Природная наблюдательность Энни была столь хорошо натренирована годами постоянной активной деятельности, что она без малейшего труда замечала то тут, то там даже ничтожные отклонения от заведенного порядка — вон ковер съехал на дюйм от положенного ему места, пепельница переполнена окурками или гость слишком долго ожидает своего заказа. Энни любила свой отель — ведь она построила его чуть ли не собственными руками и все время расширяла — от десяти комнат до двухсот. Здесь она знала каждый дюйм, знала, что и как работает, включая разветвленную систему электропроводки и сложное функционирование обогревательных устройств и труб. Она в любое время дня и ночи могла ответить на вопрос, сколько простыней из ирландского полотна хранится у кастелянш на каждом этаже, сколько фунтов первосортной чикагской говядины заказано шеф-поваром на текущей неделе и кто именно из обслуживающего персонала дежурит в настоящий момент. Она даже помнила имена выезжающих или въезжающих гостей.

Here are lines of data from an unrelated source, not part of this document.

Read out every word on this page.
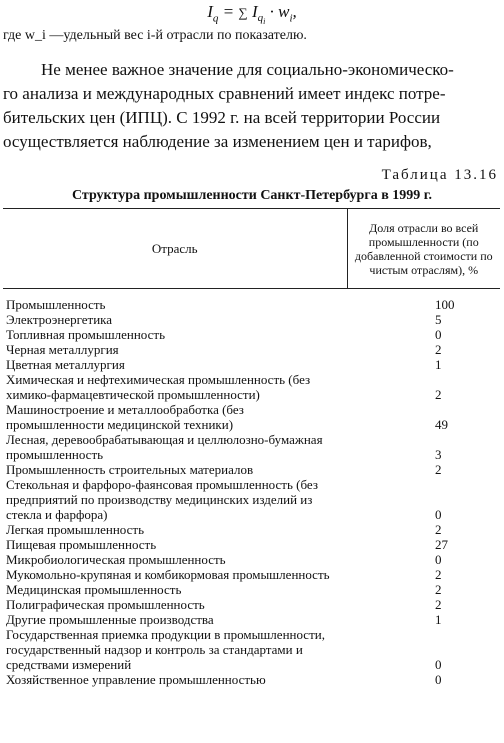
$I_q$ = ∑ $I_{q_i} \cdot w_i$,
где w_i —удельный вес i-й отрасли по показателю.
Не менее важное значение для социально-экономическо-
го анализа и международных сравнений имеет индекс потре-
бительских цен (ИПЦ). С 1992 г. на всей территории России
осуществляется наблюдение за изменением цен и тарифов,
Таблица 13.16
Структура промышленности Санкт-Петербурга в 1999 г.
Отрасль	Доля отрасли во всей промышленности (по добавленной стоимости по чистым отраслям), %
Промышленность	100
Электроэнергетика	5
Топливная промышленность	0
Черная металлургия	2
Цветная металлургия	1
Химическая и нефтехимическая промышленность (без химико-фармацевтической промышленности)	2
Машиностроение и металлообработка (без промышленности медицинской техники)	49
Лесная, деревообрабатывающая и целлюлозно-бумажная промышленность	3
Промышленность строительных материалов	2
Стекольная и фарфоро-фаянсовая промышленность (без предприятий по производству медицинских изделий из стекла и фарфора)	0
Легкая промышленность	2
Пищевая промышленность	27
Микробиологическая промышленность	0
Мукомольно-крупяная и комбикормовая промышленность	2
Медицинская промышленность	2
Полиграфическая промышленность	2
Другие промышленные производства	1
Государственная приемка продукции в промышленности, государственный надзор и контроль за стандартами и средствами измерений	0
Хозяйственное управление промышленностью	0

Она могла с точностью до грамма определить количество стирального порошка, необходимого работницам прачечной для стирки изысканных розовых скатертей, заказываемых в Дамаске, и лично показать горничным, как следует чистить ванную. В свое время она сама определила цветовую гамму, подобрала материалы для отделки и мебель в каждом из помещений отеля и придирчиво наблюдала за ремонтом. Для отделки залов и комнат, где публика собирается поболтать и выпить по коктейлю, Энни, например, выбрала добротный стиль богатого деревенского помещичьего дома, которым славится Англия. Для более интимных уголков и баров поменьше, по ее мнению, лучше подходил стиль модерн, когда интерьер и мебель выдерживались в зелено-серебристой гамме. Она постоянно следила за составлением меню и покупкой вин, а кофе в отеле готовили по ее вкусу. Словом, ничто в «Эйсгарт Армз» не оставлялось на волю случая, и каждый из менеджеров постоянно находился под неусыпным контролем. Энни была фанатиком чистоты и качества во всем и управляла своим заведением, как когда-то хозяйничала в домике своего отца в Йоркшире уже немало лет тому назад.